Cabinet insists on tougher banking rules
The government is pressing for the country’s two main banks to bolster their capital standards to protect the wider economy from a future financial crisis.
Presenting the bill to be submitted to parliament, Finance Minister Eveline Widmer-Schlumpf told journalists that the set of strict crisis measures was necessary because of the vital role of the banking giants UBS and Credit Suisse for the Swiss economy.
The government was forced to bail out UBS at the height of the financial crisis in 2008.
“The special situation in Switzerland with two financial institutions of such importance justifies and even compels us to take special measures,” Widmer-Schlumpf told a news conference on Wednesday.
She rejected veiled threats by the chief executive of UBS, Oswald Grübel, that stringent Swiss standards could force the bank to move some units abroad.
Widmer-Schlumpf said she was not sure that the bank would find more favourable regulations and economic conditions elsewhere, including political stability and low taxes.
Responding to criticism about hasty and potentially damaging regulations, she said the draft had been more than two years in the making and that both experts and the banking industry had endorsed the proposals.
She said an expert group commissioned by the government had carried out a “thorough examination” and the government had addressed concerns by critics.
“There will be adjustment costs for the banks but all in all the net effect will be positive. The banking sector will be winner,” she asserted.
The general thrust of the draft law issued last December is unchanged except for a few minor changes following a three-month consultation period with relevant parties and institutions.
The cabinet wants both big banks to build up a total capital equity ratio of at least 19 per cent, which is above the minimum set by the Basel III global standards.
The bill includes four key measures: Strengthening the capital base, introducing tougher liquidity requirements, a better risk diversification and organisational steps to ensure the maintenance of vital functions – notably payment transactions – in the case of threatened insolvency.
In an amendment to December’s draft bill, the government now proposes to publish a report on international developments every year to address concerns about Switzerland forging ahead of other countries with its rules and the financial sector potentially losing its competitive edge as a result.
There was mixed reaction to the bill from the Swiss banking industry and political parties.
While the UBS bank has expressed its fundamental opposition from the beginning, Credit Suisse on Wednesday reiterated its support for the proposed measures.
The Swiss Bankers Association also threw its weight behind the bill in the consultation procedure but it wants the changes in the system to be phased in gradually.
SBA spokesman James Nason, quoted by Reuters news agency, also criticised the terms of the provisions for reviewing the new rules as too vague.
Of the five main political parties, the rightwing Swiss People’s Party rejected the government plans as rushed and potentially damaging for the Swiss economy.
The centre-left Social Democrats and the Greens both said the proposals did not go far enough and should be tightened during the parliamentary debate.
The centre-right Radicals, traditionally known for their close ties with the business community, described the bill as a step in the right direction but they are concerned about Swiss banks losing ground to international competitors.
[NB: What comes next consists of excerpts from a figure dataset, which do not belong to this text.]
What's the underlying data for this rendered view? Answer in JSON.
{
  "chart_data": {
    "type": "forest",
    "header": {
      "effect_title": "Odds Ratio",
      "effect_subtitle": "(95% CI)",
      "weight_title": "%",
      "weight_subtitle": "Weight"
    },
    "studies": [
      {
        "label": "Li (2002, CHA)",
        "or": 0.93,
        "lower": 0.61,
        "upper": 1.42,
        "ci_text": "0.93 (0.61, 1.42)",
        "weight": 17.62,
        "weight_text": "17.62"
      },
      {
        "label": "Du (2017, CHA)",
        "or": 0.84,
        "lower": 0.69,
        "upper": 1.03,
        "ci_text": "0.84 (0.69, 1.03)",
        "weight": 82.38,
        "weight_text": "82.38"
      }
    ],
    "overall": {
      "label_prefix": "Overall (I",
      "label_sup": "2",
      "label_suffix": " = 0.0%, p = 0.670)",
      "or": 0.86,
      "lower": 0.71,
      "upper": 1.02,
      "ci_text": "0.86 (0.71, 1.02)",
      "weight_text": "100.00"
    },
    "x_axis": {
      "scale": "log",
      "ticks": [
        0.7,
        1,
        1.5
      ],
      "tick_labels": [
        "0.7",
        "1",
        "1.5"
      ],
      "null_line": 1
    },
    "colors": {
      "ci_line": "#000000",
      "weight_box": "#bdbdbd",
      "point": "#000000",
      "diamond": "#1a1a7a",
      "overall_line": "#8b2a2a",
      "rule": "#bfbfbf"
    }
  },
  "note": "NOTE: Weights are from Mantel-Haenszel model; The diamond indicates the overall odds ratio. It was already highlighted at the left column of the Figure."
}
In a first reaction the centre-right Christian Democrats welcomed the proposals as a reasonable and sustainable solution.
The government hopes parliament will begin discussions on the too-big-to-fail bill in summer, so that the legal amendments could come into force next year, with a transition period of up to the end of 2018 to allow implementation.
However, observers point out that discussion could drag on in the run-up to parliamentary elections on October 23.
Only in Iceland is the banking sector worth more than the Swiss sector in relation to the total national economy.
In 2007, before the crisis, banks in Iceland were worth 8.5 times the country’s GDP.
In Switzerland this figure was just under eight times GDP.
Despite the financial crisis the combined value of assets at UBS and Credit Suisse alone is currently 3.8 times higher than the Swiss GDP.
The government commissioned a report which was published last September.
In December 2010 an initial draft bill was sent to parties, organisations and institutions for consultation by the end of March 2011.
Parliament is to begin discussions on the bill next June and the amendments could come into force in 2012 at the earliest.